CRH could end up spending around €8bn on acquisitions and investments this year, management hinted yesterday.
The building materials and cement giant has already suggested that its 2015 spend and deal flow will not be contained to its proposed €6.5bn purchase of certain assets being disposed of to allow for the merger of European cement titans Holcim and Lafarge.
Speaking after the group’s AGM yesterday, CRH chief executive Albert Manifold said the acquisitions pipeline is better than it has been for some time and is currently “very strong”.
Mr Manifold said that CRH has a €1bn US deal “on its desk” right now, with another €700m European transaction being considered. However, he added that the company typically only concludes around one in 10 deals on its radar at any given time.
In a trading update earlier this week, CRH said that it spent €45m on six investments during the first four months of this year.
Later today, shareholders in Swiss-based Holcim will vote on its merger with France’s Lafarge. The vote is key for CRH’s plans, as a 75% voter approval rate is needed. Lafarge shareholders still need to vote on the issue, but a lower approval rate is required. CRH has already gained shareholder and regulatory approval for its element of the deal.

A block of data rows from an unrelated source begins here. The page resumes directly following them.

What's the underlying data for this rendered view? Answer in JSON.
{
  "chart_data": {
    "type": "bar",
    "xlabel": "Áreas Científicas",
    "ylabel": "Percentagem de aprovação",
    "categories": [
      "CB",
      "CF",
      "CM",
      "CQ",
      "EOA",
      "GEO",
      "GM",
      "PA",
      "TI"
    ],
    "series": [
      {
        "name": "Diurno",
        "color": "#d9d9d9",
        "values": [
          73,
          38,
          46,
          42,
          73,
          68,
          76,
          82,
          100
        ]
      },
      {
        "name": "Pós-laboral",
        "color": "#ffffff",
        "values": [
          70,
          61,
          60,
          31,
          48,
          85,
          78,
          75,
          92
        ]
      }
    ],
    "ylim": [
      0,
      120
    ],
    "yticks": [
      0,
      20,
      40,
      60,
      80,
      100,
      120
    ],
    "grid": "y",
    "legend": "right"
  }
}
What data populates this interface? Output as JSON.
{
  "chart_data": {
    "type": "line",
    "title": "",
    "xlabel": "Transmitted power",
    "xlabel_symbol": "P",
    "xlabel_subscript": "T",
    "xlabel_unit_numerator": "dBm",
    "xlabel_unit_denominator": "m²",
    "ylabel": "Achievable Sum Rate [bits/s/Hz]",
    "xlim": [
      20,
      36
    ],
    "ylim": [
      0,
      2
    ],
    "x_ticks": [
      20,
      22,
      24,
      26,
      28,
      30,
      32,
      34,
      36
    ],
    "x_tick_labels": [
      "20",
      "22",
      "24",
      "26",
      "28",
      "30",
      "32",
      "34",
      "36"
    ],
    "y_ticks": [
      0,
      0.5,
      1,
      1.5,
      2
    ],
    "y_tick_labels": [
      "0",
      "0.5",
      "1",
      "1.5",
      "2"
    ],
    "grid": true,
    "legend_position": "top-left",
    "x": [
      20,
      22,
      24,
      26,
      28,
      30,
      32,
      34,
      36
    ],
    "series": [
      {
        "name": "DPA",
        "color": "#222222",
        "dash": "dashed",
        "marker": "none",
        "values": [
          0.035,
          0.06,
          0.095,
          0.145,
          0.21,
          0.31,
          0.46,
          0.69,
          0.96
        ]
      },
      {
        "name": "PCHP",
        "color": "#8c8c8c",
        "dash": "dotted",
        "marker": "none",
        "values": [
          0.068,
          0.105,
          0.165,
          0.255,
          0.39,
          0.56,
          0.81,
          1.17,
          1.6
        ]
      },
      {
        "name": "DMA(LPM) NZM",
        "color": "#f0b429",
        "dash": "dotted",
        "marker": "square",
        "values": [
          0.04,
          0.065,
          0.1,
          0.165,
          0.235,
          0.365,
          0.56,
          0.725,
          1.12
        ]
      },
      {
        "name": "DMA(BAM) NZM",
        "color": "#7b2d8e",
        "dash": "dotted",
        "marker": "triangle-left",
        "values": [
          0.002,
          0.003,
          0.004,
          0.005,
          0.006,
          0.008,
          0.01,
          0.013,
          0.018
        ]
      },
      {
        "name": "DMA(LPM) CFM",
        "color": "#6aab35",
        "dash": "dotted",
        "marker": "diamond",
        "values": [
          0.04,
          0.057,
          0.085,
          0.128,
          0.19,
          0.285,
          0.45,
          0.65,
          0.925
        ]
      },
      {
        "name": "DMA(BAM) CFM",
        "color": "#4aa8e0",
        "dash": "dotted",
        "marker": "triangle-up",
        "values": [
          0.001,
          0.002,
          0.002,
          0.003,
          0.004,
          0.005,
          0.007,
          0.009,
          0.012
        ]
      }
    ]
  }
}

If successful, CRH expects to conclude its takeover of the assets by mid-July. Part of the deal will be new assets in the Philippines, which will grow its Asian business considerably. Next year, the group plans to repackage its growing Asian operations into a separate grouped entity. Mr Manifold yesterday expressed confidence that the Holcim move will be approved, saying all signals seem to be positive.
Meanwhile, CRH yesterday repeated its claim that last year’s initial findings by Switzerland’s competition commission that the group’s subsidiaries there breached competition law and should pay fines of €98m are “fundamentally ill-founded and unjustified”. The Commission is due to return a final recommendation before the end of June, after which CRH has the chance to appeal.
Yesterday’s AGM also saw CRH’s board criticised for investing in Israel, where the group is a 25% shareholder in cement firm Mashav, whose product has been used to build the wall dividing Palestine and Israel.
When asked if a sale of the stake was planned, chairman Nicky Hartery said the group never discusses specific divestment targets. However, he said CRH recognises the political and humanitarian challenges in the region, and noted that Mashav’s largest customer is the Palestinian Services Company and said, as a shareholder, CRH exerts influence on Mashav to meet international business standards.